# Is she a Shetland?



## aBreeze (Dec 30, 2005)

We bought Stella in the spring of '04 and since then I havnt known what to call her... is she a Shetland? or is she an oversized B Mini? or a cross? or something completely different?!?!?!?! Shes 6 years old, and 39" tall. Sorry about the picture overload...


















































thanks!


----------



## Lewella (Dec 30, 2005)

Since we don't know anything about her background she would be considered a grade small pony. Shetland and oversize mini both imply known breeding which in this instance isn't the case. I see you are in MN also - where did you get her? Any chance you could track down anything on her? Unfortunatly, there are a lot of grade ponies in Minnesota - not all of them started that way but a lot of the old farmers didn't keep up paperwork.


----------



## aBreeze (Dec 30, 2005)

we got her from a pony dealer that were friends with... but he got her from an auction, so tracking her history down would be near impossible. Theres not a whole lot of breeds that small so really wouldnt have had tocome from Shetlands or Mini's or one of the other few breeds that get under 11hh? Im not very educated on pony breeds... really Im not trying to get her a "breed" but really her type...


----------



## Marion (Dec 30, 2005)

I don't what she is, but she is pretty.


----------



## rabbitsfizz (Dec 30, 2005)

I know _exactly_ what she is.

She is a pure bred, TREASURE!!!!!


----------



## EquestraDreams (Dec 30, 2005)

Just wanted to add - Your daughter(?) looks to be a wonderful young horselady! Very nice riding form!


----------



## kaykay (Dec 30, 2005)

id just call her beautiful


----------



## RJRMINIS (Dec 30, 2005)

She is very pretty.....and looks like she is a wonderful kids horse!!!

She definately is a Treasure!


----------



## keeperofthehorses (Dec 31, 2005)

What a pretty little team! Your little girl and that pony go together like milk and cookies.

I've got to ask, where did you find such a small hackamore?


----------



## Miniv (Dec 31, 2005)

What a beautful little mare! I agree -- a treasure!

As to breeds -- I am guessing she may be a cross between Shetland and Welsh.

MA


----------



## aBreeze (Jan 2, 2006)

thanks everyone! Shes actually my neice and my student. So saying shes got good form just makes me happy! lol, anyways... the hack is actually a horse hack! We just messed with it, shortening here and there, etc... lol just about everything we have is makeshift in some way



Now that I look at those pics... WOW did we have a mess out there... a bagillian halters and leads, tail wrap, buckets all over, brushes all over, hay all over... lead rope hanging since I let Chloe[neice] grab her/tie her up/etc... all well, its done and over with!


----------



## Cronewolf (Jan 2, 2006)

I agree wit Rabbits fizz here she looks a lot like my first pony, who was a Shetland and Chincoteague cross.



rabbitsfizz said:


> I know _exactly_ what she is.  She is a pure bred, TREASURE!!!!!
> 
> 
> 
> ...


----------



## Wally (Jan 11, 2006)

The pics of her are wonderful.

I have a Pure Island bred Shetland , bred in Foula, they forgot to register him so he isn't in the stud book. But it doesn't matter one bit, as he is a dear boy, came to us wild and untamed, now he is going well in harness and is a dear sweet boy.

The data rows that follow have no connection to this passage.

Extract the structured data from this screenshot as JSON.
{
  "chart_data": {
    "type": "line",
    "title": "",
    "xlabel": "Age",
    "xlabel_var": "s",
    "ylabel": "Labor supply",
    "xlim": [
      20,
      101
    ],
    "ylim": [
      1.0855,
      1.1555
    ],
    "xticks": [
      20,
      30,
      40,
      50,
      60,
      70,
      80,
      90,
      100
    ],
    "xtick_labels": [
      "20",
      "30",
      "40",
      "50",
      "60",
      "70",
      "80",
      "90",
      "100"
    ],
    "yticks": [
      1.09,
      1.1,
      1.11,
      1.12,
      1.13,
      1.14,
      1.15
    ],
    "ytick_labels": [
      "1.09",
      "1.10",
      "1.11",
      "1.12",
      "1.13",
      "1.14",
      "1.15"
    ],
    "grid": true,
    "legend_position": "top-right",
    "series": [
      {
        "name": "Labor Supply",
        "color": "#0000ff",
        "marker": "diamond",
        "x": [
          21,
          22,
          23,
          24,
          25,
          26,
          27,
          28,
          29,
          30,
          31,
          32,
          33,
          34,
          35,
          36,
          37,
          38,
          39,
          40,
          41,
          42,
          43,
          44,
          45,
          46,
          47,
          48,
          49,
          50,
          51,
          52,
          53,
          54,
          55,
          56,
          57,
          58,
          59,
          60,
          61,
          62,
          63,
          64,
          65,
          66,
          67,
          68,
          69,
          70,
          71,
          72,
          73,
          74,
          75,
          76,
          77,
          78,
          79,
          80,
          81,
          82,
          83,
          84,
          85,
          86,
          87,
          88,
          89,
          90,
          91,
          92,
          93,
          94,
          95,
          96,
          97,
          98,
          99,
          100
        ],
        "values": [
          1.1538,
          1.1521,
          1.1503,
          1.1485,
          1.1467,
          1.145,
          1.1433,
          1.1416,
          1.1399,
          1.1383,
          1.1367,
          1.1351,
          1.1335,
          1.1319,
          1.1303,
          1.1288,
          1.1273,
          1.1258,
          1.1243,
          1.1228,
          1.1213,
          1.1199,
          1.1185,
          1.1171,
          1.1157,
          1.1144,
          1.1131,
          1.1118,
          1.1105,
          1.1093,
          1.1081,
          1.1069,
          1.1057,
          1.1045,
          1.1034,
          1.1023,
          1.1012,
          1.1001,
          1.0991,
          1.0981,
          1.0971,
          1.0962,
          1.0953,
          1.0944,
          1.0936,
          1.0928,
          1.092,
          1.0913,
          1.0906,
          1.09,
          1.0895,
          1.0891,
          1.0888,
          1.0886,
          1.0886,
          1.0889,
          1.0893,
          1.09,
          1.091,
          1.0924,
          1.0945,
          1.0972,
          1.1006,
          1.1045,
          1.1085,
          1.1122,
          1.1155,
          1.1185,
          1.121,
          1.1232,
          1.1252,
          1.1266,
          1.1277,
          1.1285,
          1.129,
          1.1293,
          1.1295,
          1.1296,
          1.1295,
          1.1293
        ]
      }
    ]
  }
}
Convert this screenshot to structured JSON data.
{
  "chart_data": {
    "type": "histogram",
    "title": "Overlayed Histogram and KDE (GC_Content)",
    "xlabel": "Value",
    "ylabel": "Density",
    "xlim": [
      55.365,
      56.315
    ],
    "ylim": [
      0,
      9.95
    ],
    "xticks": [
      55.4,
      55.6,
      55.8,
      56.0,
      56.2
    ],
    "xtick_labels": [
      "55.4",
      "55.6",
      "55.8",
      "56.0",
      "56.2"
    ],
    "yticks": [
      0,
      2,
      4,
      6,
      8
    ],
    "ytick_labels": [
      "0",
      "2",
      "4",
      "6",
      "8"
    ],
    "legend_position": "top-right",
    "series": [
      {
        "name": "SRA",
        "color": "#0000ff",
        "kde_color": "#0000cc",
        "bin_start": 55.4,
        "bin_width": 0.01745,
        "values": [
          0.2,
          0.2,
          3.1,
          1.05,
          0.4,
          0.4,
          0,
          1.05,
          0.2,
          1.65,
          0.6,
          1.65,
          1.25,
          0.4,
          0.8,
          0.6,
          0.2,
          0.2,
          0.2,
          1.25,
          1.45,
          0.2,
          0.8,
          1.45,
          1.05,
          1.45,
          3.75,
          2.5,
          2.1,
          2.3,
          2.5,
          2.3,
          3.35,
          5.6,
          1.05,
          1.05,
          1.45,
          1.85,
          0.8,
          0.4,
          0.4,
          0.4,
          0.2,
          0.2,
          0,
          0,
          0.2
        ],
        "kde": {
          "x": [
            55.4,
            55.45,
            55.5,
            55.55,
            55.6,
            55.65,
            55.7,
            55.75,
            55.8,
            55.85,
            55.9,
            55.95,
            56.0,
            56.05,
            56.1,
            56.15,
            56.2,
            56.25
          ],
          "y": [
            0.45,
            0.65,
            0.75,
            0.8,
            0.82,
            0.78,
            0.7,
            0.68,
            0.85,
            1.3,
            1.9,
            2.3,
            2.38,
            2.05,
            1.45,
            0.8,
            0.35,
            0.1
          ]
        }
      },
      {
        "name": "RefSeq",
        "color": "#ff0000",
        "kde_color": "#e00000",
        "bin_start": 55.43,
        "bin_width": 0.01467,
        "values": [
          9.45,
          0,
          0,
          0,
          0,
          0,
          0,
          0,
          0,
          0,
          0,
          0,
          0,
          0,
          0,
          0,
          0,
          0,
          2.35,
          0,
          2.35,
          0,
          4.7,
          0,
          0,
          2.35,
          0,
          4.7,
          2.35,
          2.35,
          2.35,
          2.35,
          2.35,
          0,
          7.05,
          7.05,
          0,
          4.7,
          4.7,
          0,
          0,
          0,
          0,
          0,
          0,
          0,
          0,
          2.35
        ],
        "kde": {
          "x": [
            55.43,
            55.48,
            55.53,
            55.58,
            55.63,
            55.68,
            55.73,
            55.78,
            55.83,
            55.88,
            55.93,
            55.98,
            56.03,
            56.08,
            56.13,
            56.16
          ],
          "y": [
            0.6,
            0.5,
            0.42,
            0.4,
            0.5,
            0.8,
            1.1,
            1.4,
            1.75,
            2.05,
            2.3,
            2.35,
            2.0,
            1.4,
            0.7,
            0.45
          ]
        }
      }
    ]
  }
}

100% pure bred sweet-heart, same as yours.


----------



## New_Image (Jan 11, 2006)

Aww I think EVERY little girl and boy needs a pony like this little one



:


----------



## Firefall (Jan 15, 2006)

She is so pretty, I love her head. Ya did well!

Congrats! :aktion033:


----------



## susanne (Jan 19, 2006)

Wow -- she's gorgeous and looks like such a sweetie! Her body language shows that she loves your little niece as much or more than your niece loves her.

I don't know if WCMHR has any shows in the midwest, but they do have a category for 38" horses. I bet your niece would have fun with her in open shows, parades and other events.

What a beautiful pair!


----------



## tazz001 (Jan 24, 2006)

Who cares what she is....she is an absolute doll...just what a young rider needs...a dear sweet pony to teach her the way of horsemanship...they look so happy together

and the pics...overload...no way!! They are priceless!!


----------